Un Tokyo, des styles

Harajuku, Tokyo

S’il y a une ville au monde dont le style est inclassable c’est bien Tokyo. Nulle part ailleurs vous ne croiserez une telle liberté vestimentaire.

Plusieurs quartiers sont connus pour leur intérêt fashion, chacun avec sa singularité. Ginzha abrite les boutiques des grandes enseignes de luxe internationales et les consommateurs qui vont avec, Shibuya est destiné à la jeunesse 2.0 surconnectée, mais celui qui représente probablement le meilleur du streetstyle tokyoïte est Harajuku.

Situé proche du sanctuaire shintoïste Meiji-jingu, le quartier d’Harajuku est littéralement pris d’assaut dès la fin de semaine par la jeunesse qui en profite pour mettre de côté ses habituels uniformes et laisser libre cours à son propre style.

Ce qui peut surprendre et à la fois laisser envieux, c’est l’apparente facilité qu’ont les jeunes à arpenter les rues avec cette identité vestimentaire, sans croiser de regards curieux ou réprobateurs. Attitude presque impensable en France, où tout m’a paru si figé et dicté en comparaison. Nous sommes tellement sérieux avec la mode! Et c’est précisément ce contraste qui m’a plu. Les Japonais savent jouer avec le style, s’approprier une tendance, la rendre très personnelle en usant de décalages improbables mais qui marchent!

Couple tendance à Harajuku, Tokyo

Couple tendance à Harajuku (photo par B. Hervé)

Ainsi on croise de tout! Et chaque style est extrêmement bien codifié, avec des courants allant du Sweet Lolita, en passant par le Cyber, jusqu’au Bosozoku.

Pour ne citer qu’un exemple, au sein même de la tendance Lolita se déclinent des sous-catégories selon l’influence reçue. Et pour cause les influences sont multiples : cinéma, enfance rose bonbon, futur, mouvements punk ou gothique, pour ne donner que quelques références. L’imagination déployée par chacun donne vie à un balai fascinant où la distinction est de rigueur ce qui attire inéluctablement l’œil des photographes spécialisés.

Je me suis prêtée au jeu, appareil photo en main, en tentant de saisir l’essence du streetstyle japonais, qui avec le recul, n’est pas si facile à appréhender. L’influence des podiums occidentaux est également bien présente et je pense qu’au final c’est ce joyeux mélange de folie nippone et de tendances sorties des magazines qui caractérise le mieux la mode que l’on croise à Tokyo.
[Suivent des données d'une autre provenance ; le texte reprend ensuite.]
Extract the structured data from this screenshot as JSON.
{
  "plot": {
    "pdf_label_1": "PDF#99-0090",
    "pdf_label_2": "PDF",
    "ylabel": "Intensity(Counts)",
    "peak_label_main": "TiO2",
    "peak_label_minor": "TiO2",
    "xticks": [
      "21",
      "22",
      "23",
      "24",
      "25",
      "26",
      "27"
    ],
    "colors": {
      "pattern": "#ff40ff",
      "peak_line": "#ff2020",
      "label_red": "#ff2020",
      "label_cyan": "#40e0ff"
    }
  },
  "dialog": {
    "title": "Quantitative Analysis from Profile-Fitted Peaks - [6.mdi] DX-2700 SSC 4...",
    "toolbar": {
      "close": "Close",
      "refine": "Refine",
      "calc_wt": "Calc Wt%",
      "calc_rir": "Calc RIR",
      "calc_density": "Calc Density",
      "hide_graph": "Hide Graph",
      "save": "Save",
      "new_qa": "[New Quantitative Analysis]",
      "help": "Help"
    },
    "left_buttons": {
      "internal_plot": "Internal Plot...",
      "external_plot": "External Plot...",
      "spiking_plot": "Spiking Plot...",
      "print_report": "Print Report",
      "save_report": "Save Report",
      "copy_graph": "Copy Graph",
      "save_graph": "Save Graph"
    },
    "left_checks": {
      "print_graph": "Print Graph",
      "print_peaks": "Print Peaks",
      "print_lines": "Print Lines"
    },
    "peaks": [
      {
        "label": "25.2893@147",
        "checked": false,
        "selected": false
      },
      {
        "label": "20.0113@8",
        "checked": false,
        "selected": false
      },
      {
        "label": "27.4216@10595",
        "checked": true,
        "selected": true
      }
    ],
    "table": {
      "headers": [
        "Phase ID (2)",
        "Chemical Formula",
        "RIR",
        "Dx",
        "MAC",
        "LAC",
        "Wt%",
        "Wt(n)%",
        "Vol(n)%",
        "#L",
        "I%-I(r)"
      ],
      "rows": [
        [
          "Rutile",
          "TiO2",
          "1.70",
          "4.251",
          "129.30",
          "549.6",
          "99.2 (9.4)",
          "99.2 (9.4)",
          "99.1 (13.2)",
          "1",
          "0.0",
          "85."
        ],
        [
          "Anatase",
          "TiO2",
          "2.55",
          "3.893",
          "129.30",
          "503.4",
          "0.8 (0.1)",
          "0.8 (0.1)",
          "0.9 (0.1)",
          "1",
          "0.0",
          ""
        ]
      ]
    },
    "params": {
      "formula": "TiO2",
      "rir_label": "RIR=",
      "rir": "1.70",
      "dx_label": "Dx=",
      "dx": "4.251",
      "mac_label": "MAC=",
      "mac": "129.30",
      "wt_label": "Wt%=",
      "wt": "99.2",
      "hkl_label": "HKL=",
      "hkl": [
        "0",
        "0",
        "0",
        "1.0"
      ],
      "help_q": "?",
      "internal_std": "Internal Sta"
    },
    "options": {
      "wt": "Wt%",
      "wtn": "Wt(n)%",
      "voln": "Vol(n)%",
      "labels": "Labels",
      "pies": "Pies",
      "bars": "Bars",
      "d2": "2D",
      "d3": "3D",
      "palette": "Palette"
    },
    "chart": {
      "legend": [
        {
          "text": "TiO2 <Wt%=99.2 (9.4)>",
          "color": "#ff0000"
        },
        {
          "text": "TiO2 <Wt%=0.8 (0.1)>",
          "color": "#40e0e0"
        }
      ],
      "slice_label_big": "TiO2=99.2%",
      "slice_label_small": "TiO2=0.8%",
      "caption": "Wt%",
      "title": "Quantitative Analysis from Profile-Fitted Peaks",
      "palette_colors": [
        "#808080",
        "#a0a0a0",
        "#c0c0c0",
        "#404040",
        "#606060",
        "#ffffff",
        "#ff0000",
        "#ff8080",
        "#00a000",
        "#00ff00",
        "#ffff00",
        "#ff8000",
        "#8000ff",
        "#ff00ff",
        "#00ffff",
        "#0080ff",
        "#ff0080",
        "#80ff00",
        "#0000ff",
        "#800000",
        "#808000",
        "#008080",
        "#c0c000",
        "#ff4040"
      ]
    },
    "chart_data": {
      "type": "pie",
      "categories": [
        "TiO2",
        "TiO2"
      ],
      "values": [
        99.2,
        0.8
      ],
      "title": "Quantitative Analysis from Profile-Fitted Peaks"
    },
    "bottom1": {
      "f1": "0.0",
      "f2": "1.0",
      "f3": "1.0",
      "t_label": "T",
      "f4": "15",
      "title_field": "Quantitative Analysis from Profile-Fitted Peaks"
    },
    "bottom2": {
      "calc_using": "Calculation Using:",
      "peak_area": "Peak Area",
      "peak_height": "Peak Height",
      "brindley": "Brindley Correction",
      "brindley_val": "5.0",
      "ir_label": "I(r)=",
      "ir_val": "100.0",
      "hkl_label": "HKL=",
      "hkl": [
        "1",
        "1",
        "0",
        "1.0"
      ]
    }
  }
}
Et bien que j’avais en tête de ne croiser qu’une mode féminine excentrique, la réalité est tout autre. Les hommes font aussi partie de ce désir d’affirmation de soi par le style. Cela se ressent par le nombre de boutiques qui leur sont dédiées.

Je ne mâche pas mes mots lorsque j’affirme que l’observation de la faune de Harajuku constitue une activité à part entière.

Les modeuses et modeux japonais n’ont décidément rien à nous envier!